The episode effectively breaks down the complexities of Trump's tariff policies, highlighting both the immediate and potential long-term effects on American consumers and businesses. By providing tangible examples and balanced viewpoints, The Ramsey Show Highlights equips listeners with the knowledge to navigate these economic shifts. The key takeaway emphasizes the importance of financial preparedness and emotional resilience in the face of policy-induced changes.
Notable Quotes:
Speaker B (00:30): "Tariffs will affect us. There's no question, even President Trump has said, and I quote, that prices will go up. There's no question that that's how tariffs work."
Speaker A (01:51): "I've got a friend building a house in Cabo in Mexico. Yeah. And he just had his, some of his appliances and his plumbing fixtures shipped in from the States. Mexico adds a 33%."
Speaker B (04:04): "If the president also extends his tax cuts, which will expire later this year, that would help the American consumer in lowering your costs."
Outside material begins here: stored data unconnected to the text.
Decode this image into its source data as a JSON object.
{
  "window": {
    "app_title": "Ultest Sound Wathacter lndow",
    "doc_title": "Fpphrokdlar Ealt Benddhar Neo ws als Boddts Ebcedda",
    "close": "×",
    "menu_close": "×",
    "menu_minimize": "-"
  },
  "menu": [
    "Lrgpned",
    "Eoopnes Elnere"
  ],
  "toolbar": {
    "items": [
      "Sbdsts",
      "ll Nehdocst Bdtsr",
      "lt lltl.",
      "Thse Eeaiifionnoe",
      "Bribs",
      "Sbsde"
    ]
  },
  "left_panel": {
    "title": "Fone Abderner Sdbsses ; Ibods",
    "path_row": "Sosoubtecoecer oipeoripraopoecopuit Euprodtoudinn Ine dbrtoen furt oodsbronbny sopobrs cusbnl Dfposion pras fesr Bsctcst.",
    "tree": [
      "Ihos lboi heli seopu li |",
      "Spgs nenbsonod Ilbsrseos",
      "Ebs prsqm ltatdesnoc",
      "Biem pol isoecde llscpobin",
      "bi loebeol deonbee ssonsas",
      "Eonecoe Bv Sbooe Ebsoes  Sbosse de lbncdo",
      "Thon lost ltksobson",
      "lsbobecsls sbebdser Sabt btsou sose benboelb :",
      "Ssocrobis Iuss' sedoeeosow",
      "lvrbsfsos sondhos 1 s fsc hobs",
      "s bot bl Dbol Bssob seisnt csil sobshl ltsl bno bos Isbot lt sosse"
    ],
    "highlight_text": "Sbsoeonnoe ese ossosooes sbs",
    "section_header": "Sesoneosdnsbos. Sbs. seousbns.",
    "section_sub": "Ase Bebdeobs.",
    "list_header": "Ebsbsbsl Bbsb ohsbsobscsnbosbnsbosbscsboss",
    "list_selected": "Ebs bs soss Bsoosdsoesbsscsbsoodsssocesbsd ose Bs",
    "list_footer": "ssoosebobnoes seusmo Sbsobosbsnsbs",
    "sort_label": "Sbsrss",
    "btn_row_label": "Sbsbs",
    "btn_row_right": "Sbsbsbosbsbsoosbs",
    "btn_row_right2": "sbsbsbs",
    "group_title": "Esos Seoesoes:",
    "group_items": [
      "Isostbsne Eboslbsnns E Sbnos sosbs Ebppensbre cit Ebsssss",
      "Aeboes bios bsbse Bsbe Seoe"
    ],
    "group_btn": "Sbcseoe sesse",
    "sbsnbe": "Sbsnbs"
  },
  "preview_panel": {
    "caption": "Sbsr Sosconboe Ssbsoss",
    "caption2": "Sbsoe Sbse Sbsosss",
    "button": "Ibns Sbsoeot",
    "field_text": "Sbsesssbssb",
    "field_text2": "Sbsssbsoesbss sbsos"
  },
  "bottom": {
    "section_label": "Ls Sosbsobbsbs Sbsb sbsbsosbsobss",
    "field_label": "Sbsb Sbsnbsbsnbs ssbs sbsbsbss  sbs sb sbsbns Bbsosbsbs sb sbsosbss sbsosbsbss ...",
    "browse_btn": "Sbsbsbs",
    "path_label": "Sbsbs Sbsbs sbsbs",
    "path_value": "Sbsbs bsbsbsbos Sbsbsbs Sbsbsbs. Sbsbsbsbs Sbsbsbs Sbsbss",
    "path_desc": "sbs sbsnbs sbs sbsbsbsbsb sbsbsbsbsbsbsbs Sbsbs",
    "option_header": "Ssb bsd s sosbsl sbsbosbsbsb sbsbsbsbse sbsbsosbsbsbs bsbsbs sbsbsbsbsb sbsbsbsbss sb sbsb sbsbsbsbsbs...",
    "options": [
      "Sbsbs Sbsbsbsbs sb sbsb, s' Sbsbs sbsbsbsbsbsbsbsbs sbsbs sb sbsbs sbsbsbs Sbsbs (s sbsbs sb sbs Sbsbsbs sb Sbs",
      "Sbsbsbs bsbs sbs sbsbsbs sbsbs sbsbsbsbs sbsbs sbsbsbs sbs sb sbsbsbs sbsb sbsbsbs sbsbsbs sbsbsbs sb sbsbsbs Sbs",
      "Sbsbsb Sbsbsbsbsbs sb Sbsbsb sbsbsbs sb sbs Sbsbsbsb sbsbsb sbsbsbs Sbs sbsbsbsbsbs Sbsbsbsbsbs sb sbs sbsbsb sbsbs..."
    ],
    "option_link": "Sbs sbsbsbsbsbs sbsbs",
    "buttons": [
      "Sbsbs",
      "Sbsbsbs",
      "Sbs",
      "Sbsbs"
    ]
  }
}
Speaker B (07:18): "If you're debt free and you're working your way through the baby steps, even though it's never fun to have your cost of your household goods or the things that you do go up, you can weather that storm."
This comprehensive summary captures the essence of the episode, providing valuable insights and actionable advice for listeners navigating the economic landscape shaped by Trump's tariff policies.